Organisations across the Gulf are accelerating AI adoption and automation, making identity security the defining control plane for digital trust. Kevin Bocek, Senior Vice-President of Innovation at CyberArk, spoke to Tahawultech.com on how AI agents, machine identities and board-level governance could reshape cybersecurity priorities by 2026. From the potential role of AI agents in corporate decision-making to the growing risk of runaway automation, Bocek explains why identity — both human and non-human — now sits at the core of resilience, accountability and fiduciary responsibility.
Bocek also outlines the priorities CISOs and boards must address today to secure machine identities at scale, as cloud, AI and autonomous systems transform the Gulf’s digital ecosystems.
Interview Excerpts:
You’ve predicted that shareholders may soon appoint AI agents to corporate boards — what signals make this shift realistic for 2026, and what governance risks does it introduce?
The prospect of AI agents joining corporate boards by 2026 is becoming realistic due to two factors: the rise of autonomous AI agents capable of reasoning and acting independently, and their deep integration into corporate data streams.

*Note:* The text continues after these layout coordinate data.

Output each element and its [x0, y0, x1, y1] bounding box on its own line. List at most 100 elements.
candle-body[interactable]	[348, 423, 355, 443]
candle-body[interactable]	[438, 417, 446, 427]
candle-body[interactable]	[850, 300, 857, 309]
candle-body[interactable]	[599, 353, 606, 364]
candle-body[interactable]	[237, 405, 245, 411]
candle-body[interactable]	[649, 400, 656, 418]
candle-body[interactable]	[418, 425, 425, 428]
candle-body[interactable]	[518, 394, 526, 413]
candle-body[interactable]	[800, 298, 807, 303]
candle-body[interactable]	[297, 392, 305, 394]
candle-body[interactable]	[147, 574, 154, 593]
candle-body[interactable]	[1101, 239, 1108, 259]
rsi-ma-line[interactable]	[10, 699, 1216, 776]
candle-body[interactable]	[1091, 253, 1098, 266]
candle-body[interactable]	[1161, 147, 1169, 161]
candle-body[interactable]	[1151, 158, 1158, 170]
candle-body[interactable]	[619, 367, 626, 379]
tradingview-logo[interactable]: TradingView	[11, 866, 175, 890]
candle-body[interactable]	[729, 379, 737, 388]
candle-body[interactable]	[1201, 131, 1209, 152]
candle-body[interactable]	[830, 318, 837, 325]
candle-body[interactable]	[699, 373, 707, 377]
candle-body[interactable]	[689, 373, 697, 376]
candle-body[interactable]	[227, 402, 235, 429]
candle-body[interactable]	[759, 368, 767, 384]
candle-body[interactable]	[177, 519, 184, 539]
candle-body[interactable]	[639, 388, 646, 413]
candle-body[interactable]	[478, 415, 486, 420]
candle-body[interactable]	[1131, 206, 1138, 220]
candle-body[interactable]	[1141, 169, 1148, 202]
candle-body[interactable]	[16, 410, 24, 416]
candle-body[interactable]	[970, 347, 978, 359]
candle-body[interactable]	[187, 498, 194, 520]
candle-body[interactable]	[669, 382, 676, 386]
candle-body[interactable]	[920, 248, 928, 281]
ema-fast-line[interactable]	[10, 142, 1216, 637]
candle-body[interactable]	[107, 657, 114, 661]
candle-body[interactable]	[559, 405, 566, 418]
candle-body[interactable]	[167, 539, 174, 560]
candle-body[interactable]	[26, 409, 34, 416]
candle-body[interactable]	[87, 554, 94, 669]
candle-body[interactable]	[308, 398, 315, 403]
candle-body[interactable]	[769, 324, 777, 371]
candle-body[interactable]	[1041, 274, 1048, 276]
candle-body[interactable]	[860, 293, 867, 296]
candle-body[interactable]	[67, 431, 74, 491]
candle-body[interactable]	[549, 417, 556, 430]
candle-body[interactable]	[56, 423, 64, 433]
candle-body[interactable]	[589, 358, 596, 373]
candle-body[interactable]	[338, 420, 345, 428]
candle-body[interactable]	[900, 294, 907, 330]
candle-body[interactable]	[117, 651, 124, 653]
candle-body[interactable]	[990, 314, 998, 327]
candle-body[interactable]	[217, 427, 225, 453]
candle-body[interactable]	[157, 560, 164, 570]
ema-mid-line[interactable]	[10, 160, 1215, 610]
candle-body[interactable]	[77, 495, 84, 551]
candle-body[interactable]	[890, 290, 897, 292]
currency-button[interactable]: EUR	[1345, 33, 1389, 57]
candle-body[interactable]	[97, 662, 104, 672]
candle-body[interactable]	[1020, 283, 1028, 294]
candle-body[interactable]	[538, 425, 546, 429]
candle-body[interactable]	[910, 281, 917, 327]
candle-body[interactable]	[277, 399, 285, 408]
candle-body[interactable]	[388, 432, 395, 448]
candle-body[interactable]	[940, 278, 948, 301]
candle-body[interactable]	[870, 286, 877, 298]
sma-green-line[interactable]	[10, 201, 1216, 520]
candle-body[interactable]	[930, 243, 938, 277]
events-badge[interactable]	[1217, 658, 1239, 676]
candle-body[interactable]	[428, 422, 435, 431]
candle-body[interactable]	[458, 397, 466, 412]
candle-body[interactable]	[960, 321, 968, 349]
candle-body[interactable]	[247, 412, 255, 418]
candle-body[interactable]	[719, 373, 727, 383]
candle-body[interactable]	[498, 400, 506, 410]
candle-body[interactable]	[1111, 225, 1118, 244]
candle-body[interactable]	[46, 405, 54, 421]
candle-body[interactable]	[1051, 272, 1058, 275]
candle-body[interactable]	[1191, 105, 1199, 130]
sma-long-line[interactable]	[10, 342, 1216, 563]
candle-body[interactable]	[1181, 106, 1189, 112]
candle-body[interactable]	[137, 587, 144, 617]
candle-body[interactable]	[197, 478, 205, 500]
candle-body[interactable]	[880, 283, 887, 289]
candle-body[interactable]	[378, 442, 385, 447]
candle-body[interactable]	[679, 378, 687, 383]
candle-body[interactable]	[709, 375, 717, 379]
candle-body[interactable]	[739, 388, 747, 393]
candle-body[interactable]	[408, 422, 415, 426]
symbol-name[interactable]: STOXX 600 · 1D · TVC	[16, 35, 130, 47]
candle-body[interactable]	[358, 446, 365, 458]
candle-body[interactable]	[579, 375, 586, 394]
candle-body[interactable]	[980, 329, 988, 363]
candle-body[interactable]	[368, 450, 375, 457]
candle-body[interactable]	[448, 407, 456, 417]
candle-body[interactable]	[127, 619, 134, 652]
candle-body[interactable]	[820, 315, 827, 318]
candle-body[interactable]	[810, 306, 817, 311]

These agents can already analyse complex financial and legal information, producing auditable insights faster than human teams. This creates opportunities for shareholders to use AI to drive more data-driven, transparent governance. However, AI board agents also introduce significant risks, particularly around legal accountability, fiduciary duty and data security. Questions remain over liability when AI-driven decisions cause losses, while granting agents access to highly sensitive board data increases insider risk and makes strong machine identity management and access controls essential.
What cybersecurity trends or threat patterns do you expect will define 2026 as AI-driven automation accelerates?
Machine identity threats will accelerate as automation expands, driven by the explosive growth of non-human credentials such as certificates and API keys. Organisations now manage 82 machine identities for every human, yet many remain poorly governed, with privileged access often overlooked. The issue will peak in 2026 when Microsoft, Google and Apple shorten TLS certificate lifespans, triggering widespread outages as mismanaged certificates expire and critical systems go offline. At the same time, AI will further expand the attack surface, particularly through the rise of “runaway” AI agents. Poorly secured agents, misconfigured identities or leaked API keys could enable a single rogue agent to spread rapidly across systems. The defining security challenge will be ensuring every AI agent has a unique, revocable identity, making identity governance the only true kill switch in an automated world.
How will board expectations of CISOs evolve next year as identity-centric attacks and machine-led decision-making increase?
Boards will increasingly see the CISO as a strategic risk advisor, not just a compliance leader, responsible for safeguarding digital trust. As identity-centric attacks grow, security focus is shifting from the perimeter to protecting every human and machine identity. CISOs are already warning boards about unavoidable third-party risks, such as the TLS certificate mandates from Google, Apple and Microsoft, where a single failure can disrupt operations and damage brand value. The rise of AI agents further elevates governance expectations.
“CISOs will be held accountable for proving that machine and AI identities are properly governed under a zero-trust model, with secure access to all corporate secrets becoming a core board-level responsibility.”
What must Gulf organisations prioritise today to secure machine identities at scale as they expand AI, cloud, and automation initiatives?
Gulf organisations must prioritise securing machine identities, which underpin AI, cloud, and automation growth. This starts with strong secrets management to eliminate static credentials and automate the rotation of short-lived keys and tokens across multi-cloud and on-premise environments. A zero-trust approach is essential, assuming breach by default and granting access based on verified machine identity, context, and least privilege, with no standing access to critical systems. Centralised visibility and governance over all machine identities are also critical to maintain compliance, resilience, and security at the speed of modern automation.
How can the Gulf enable aggressive AI innovation while ensuring identity security remains uncompromised across digital ecosystems?
To accelerate AI innovation securely, Gulf organisations must embrace a machine identity-first strategy. Since AI models and automated systems are driven entirely by non-human credentials, security must be built into the CI/CD pipeline. This involves implementing automated secrets management for all service accounts used by AI and ML workloads. This security automation will help ensure that aggressive digital expansion does not compromise identity security across AI, multi-cloud, and hybrid environments.